The Ancient theatre of Ohrid of the Hellenistic period is located in Ohrid, Republic of Macedonia. It was built in 200 B.C. and is the only Hellenistic-type theatre in the country as the other three in Scupi, Stobi and Heraklea Lynkestis are from Roman times. It is unclear how many people the original theater used to seat, as only the lower section still exists. The open theater has a perfect location: the two hills that surround it keep it protected from winds that could interfere with acoustics during performances.

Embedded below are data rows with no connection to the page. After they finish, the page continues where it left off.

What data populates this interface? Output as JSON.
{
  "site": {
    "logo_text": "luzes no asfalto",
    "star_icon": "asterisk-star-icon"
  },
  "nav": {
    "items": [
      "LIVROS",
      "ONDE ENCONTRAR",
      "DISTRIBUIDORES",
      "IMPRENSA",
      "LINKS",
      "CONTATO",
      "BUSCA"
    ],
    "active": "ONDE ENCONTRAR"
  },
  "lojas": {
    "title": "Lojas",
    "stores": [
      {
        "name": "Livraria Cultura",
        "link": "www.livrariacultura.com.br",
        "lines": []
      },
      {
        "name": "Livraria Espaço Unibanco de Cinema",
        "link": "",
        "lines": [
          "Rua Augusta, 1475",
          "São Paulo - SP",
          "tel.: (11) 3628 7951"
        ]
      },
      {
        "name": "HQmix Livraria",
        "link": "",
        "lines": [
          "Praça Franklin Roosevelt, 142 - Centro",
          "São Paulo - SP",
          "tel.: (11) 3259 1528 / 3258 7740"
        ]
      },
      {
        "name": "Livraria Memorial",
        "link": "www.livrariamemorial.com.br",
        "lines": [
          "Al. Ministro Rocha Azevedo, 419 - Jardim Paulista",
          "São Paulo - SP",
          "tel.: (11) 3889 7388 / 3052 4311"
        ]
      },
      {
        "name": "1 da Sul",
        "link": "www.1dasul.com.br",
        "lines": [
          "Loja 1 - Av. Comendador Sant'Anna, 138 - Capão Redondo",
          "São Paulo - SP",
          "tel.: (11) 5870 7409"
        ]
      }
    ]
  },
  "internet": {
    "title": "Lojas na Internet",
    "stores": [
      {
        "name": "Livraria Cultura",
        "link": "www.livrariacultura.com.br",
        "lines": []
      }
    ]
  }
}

During Roman times, the theater was also used for gladiator fights. However, since the theater was also a site of executions of Christians by the Romans, it rapidly turned to a highly disliked site by the locals. In fact, as a result of this dislike, the theater was abandoned and buried by the locals after the demise of the Roman Empire. Fortunately, this allowed for most of the structure to be well preserved, only to be uncovered accidentally in the 1980's. Namely, during construction work around some of the houses in the area, large stone blocks with carvings of the Greek god Dyonisius and the muses were showing up, which led archaeologists to believe that a Greek theater (Dyonisius and the muses were related to the performance arts) must have been located nearby.
Since the late 1980's, the theater is again a site of public performances, such as plays, concerts, operas, ballet performances. Recently, high-profile cultural performances such as those by the Bolshoi and Jose Carreras take place each summer as part of the Ohrid Summer Festival.